My personal year of Riesling is coming to an end but I assure you the Riesling rising will continue. Indeed a new outfit called the International Riesling Foundation has organized to make sure it happens. Their dream: Riesling wines will be recognized and demanded internationally as one of the world’s most noble wines due to their diversity of styles, regional character, consistent quality, and compatibility with food.
It’s gotta happen for many reasons, not the least of which is the 2009 German vintage, so bright and vital it matches a world of food.
The stumbling block is the wrong headed thinking that all Rieslings are sweet. To change that perception the IRF promotes a Riesling profile for backlabels marking where the wine falls from dry to medium dry, medium sweet and sweet. Well, it’s a step.
Most promising reason for Riesling’s future success is that much of the New World is bored and unsuccessful with Chard and Sauv Blanc. Especially if the newest cold-climate vineyards that recognize they have to plenty something else. This is true in Canada, Australia, Washington, New York and here’s the surprise, Michigan.
Indeed it was Michigan winegrowers who collected the rest of the Riesling world together to start the IRF because Michigan has a big stake in the varietal. Riesling’s now the number one grape in the state’s cool lakeshore where 40 some vineyards make 100 Rieslings.
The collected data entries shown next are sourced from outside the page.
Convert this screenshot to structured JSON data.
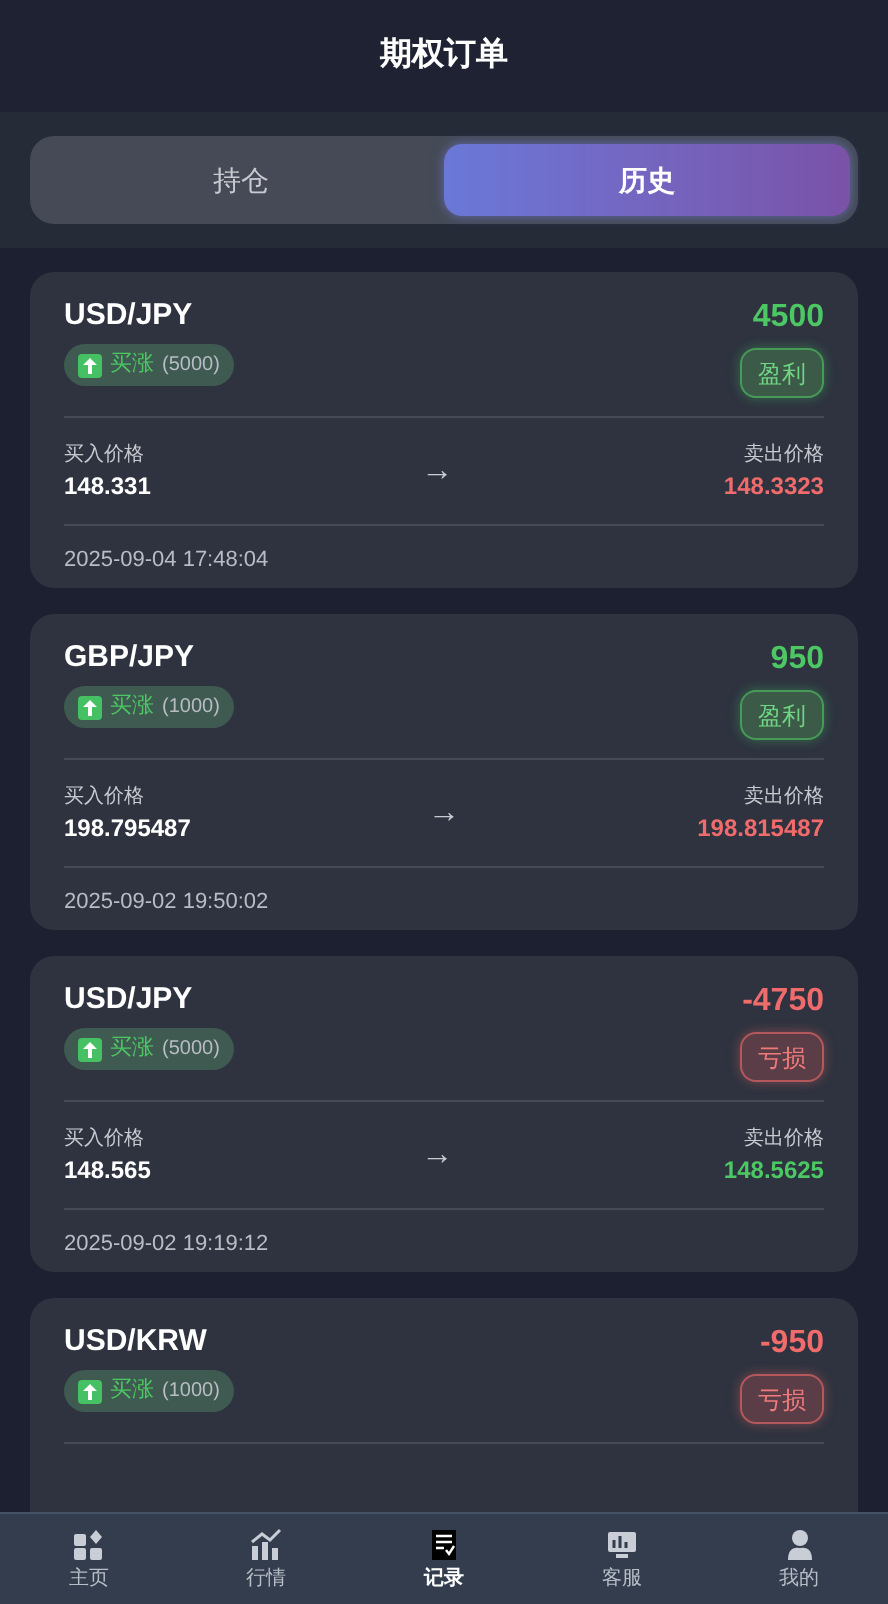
{
  "header": {
    "title": "期权订单"
  },
  "tabs": [
    {
      "label": "持仓",
      "selected": false
    },
    {
      "label": "历史",
      "selected": true
    }
  ],
  "orders": [
    {
      "pair": "USD/JPY",
      "buy_up": true,
      "side_label": "买涨",
      "quantity": "(5000)",
      "amount": "4500",
      "profit": true,
      "result_label": "盈利",
      "buy_label": "买入价格",
      "buy_price": "148.331",
      "arrow": "→",
      "sell_label": "卖出价格",
      "sell_price": "148.3323",
      "sell_rose": true,
      "time": "2025-09-04 17:48:04"
    },
    {
      "pair": "GBP/JPY",
      "buy_up": true,
      "side_label": "买涨",
      "quantity": "(1000)",
      "amount": "950",
      "profit": true,
      "result_label": "盈利",
      "buy_label": "买入价格",
      "buy_price": "198.795487",
      "arrow": "→",
      "sell_label": "卖出价格",
      "sell_price": "198.815487",
      "sell_rose": true,
      "time": "2025-09-02 19:50:02"
    },
    {
      "pair": "USD/JPY",
      "buy_up": true,
      "side_label": "买涨",
      "quantity": "(5000)",
      "amount": "-4750",
      "profit": false,
      "result_label": "亏损",
      "buy_label": "买入价格",
      "buy_price": "148.565",
      "arrow": "→",
      "sell_label": "卖出价格",
      "sell_price": "148.5625",
      "sell_rose": false,
      "time": "2025-09-02 19:19:12"
    },
    {
      "pair": "USD/KRW",
      "buy_up": true,
      "side_label": "买涨",
      "quantity": "(1000)",
      "amount": "-950",
      "profit": false,
      "result_label": "亏损"
    }
  ],
  "nav": [
    {
      "label": "主页",
      "selected": false
    },
    {
      "label": "行情",
      "selected": false
    },
    {
      "label": "记录",
      "selected": true
    },
    {
      "label": "客服",
      "selected": false
    },
    {
      "label": "我的",
      "selected": false
    }
  ]
}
While Wolverine Rieslings are rarely seen in Florida, B-21 has a wide range of Rieslings and not all from Germany. My faves: Charles Smith’s tangerine-crazy Kung Fu Girl from Washington state ($11.99), Dr. Konstantin Frank’s pioneering semi dry from the Finger Lakes ($14.99) and the elegant floral Villa Maria from Marlborough NZ.
This time it was the 2009 Graff Kabinett from Piesport-Michelsberg, one of the few German wine place-names we remember – and therefore doubt. Don’t! Remember that this stretch of the Mosel is well known for good reason (as well as some bad surely).
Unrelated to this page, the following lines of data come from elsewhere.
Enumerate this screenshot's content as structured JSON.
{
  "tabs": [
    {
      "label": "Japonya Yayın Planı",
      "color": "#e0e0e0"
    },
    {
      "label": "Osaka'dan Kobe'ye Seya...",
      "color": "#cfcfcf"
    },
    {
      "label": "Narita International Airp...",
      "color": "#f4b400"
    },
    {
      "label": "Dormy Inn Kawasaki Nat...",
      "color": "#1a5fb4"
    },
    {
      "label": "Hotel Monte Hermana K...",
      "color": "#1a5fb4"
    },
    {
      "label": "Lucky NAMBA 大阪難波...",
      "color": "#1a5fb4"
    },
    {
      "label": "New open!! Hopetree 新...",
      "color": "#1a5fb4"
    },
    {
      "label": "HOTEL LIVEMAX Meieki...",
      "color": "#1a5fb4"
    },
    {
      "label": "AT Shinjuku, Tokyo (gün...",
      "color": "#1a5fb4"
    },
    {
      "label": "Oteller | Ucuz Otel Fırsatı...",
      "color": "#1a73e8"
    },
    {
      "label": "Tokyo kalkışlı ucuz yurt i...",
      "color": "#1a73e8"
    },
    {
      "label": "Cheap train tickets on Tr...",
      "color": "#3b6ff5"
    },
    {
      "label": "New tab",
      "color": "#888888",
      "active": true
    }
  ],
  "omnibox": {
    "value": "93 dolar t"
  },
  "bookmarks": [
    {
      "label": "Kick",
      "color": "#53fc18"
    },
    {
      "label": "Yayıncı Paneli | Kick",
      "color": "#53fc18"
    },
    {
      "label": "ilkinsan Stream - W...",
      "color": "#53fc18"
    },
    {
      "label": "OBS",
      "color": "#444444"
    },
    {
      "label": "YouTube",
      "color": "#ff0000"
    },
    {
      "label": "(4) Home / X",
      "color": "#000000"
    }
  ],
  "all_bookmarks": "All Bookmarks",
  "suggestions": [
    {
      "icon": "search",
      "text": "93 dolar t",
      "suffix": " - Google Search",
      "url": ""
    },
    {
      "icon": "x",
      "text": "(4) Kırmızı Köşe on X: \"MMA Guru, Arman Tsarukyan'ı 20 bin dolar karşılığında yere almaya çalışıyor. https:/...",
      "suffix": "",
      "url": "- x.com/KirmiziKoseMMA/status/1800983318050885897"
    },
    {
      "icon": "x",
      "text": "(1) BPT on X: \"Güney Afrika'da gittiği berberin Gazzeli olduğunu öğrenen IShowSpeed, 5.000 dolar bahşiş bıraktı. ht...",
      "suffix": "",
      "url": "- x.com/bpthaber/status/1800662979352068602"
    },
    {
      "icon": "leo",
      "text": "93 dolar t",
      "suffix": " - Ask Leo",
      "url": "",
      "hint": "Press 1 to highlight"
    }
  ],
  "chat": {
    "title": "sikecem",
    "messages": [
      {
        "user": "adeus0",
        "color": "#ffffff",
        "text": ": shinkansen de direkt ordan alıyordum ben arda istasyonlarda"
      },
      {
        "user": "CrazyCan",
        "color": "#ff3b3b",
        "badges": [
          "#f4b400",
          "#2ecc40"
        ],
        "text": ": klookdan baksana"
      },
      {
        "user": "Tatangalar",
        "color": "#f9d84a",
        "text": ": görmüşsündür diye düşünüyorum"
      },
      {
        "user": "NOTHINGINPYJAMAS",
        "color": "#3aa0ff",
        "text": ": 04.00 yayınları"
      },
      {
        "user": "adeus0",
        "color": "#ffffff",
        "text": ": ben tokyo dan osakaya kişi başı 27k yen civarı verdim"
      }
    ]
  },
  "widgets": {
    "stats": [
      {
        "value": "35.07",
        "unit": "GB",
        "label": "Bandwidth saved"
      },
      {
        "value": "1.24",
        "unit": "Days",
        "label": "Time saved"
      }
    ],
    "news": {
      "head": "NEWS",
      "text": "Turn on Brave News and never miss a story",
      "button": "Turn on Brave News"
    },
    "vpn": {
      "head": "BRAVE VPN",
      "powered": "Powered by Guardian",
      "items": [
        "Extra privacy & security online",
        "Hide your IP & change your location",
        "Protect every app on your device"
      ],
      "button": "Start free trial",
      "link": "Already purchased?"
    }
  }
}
Graff is decidely one of the good reasons and great values ($9.99), ripe fruit, bright acidity and a friendly texture. Mellifluous if you’ll allow me, it feels as good in the mouth as that sounds.
The strong suit was crisp apple flavors that added spark to a very simple roast chickenwith a light crust of sea salt, moist and schmaltzy, great comfort food which welcomed the edge. It sat well with a sweet potato and was equally at home with a brisk salad of arugula, frisee and chard with raspberries, blackberries, blue cheese and almonds.
I am ramping up at the end of of my personal year of riesling and have yet to find much food that doesn’t like it. We dug into a take-out pile of juicy pulled pork, black beans and oh-so-sweet plantains.
The wine was the modest 2009 Estate Riesling from Schloss Lieser ($14.99, the small, very focused operation of Thomas Haag, and the Mosel worked handsomely. Maybe you expected that because Germans and Cubans share a love of pork. But I punch my pork with vinegar and pepper and spark the black beans with Crystal. What the Riesling contributed was crispness and acid to cut the fat (yes there was some) and the softness of the plantains and a bright fruit to complement the beans.